Insupportable ! Je me penche à droite, puis à gauche. En me redressant complètement, j’arrive enfin à voir la scène et la pièce de Feydeau jouée ce soir à la Comédie Royale, rue de Caumartin. Je peste contre l’immense chapeau de la dame de devant : des fleurs et des plumes bizarres agencées de façon complexe, tout en hauteur. Il ne manque que les faux fruits qui ornent, en revanche, le couvre-chef de sa voisine.
Les chapeaux magnifiques et spectaculaires des années 1900
Tout cela est exaspérant.

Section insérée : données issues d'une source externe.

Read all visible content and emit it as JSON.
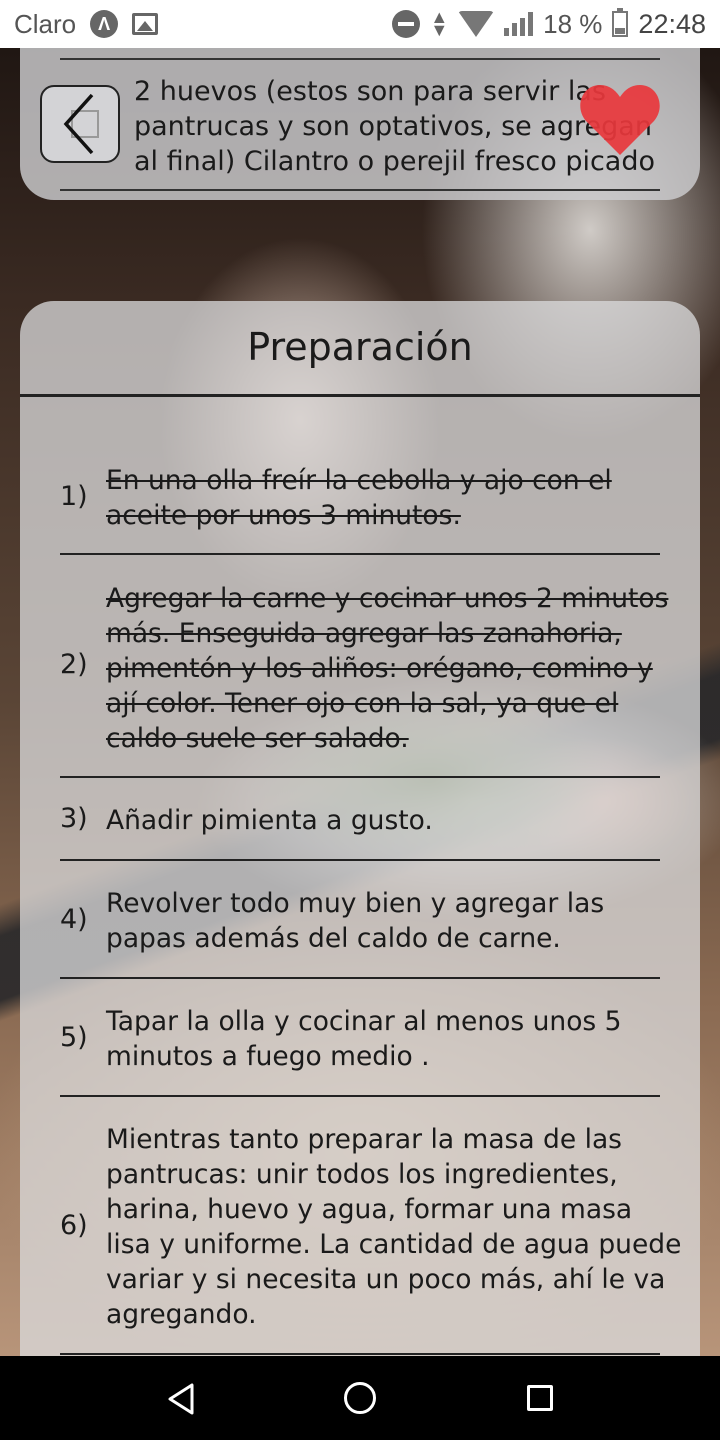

Le théâtre a beau mettre dans son règlement intérieur que les chapeaux sont interdits dans la salle, les ouvreuses n’osent pas faire de réflexions à quelques grandes dames qui ignorent superbement cette disposition. Ces dernières n’imaginent pas de paraître tête nue, « en cheveux », dans la rue, au restaurant ou au théâtre.
Je suis à présent droit comme un « i » et profite d’un angle de vision retreint entre deux plumes de l’élégante de devant qui reste indifférente à ma gêne. Je reste ainsi un bon quart d’heure dans cette position raide qui me permet de ne pas rater les évolutions de la scène de ménage grotesque qui ouvre la pièce à succès « Feu la Mère de Madame ».
Soudain, une main gantée de blanc se pose délicatement sur mon épaule. Une jeune femme toute menue, assise derrière moi, me glisse à voix basse, à l’oreille, avec timidité mais aussi beaucoup de tact : « Pardon Monsieur de vous importuner. vous êtes grand, savez-vous. Pouvez-vous, si cela vous est possible, vous caler un peu dans votre fauteuil ? Vous serez mieux assis et je pourrai ainsi regarder la pièce. Votre tête dépasse très largement votre fauteuil et je ne vois, moi qui suis petite, malheureusement rien.»
Je pousse un profond soupir, réfléchis, pèse le pour et le contre, pour lui répondre enfin :
« Ne craignez-rien, chère Madame, je sors ! »
Furieux, je dérange toute la rangée avec brusquerie puis quitte la salle… non sans avoir réclamé au vestiaire, sur un ton sec, mon beau chapeau melon.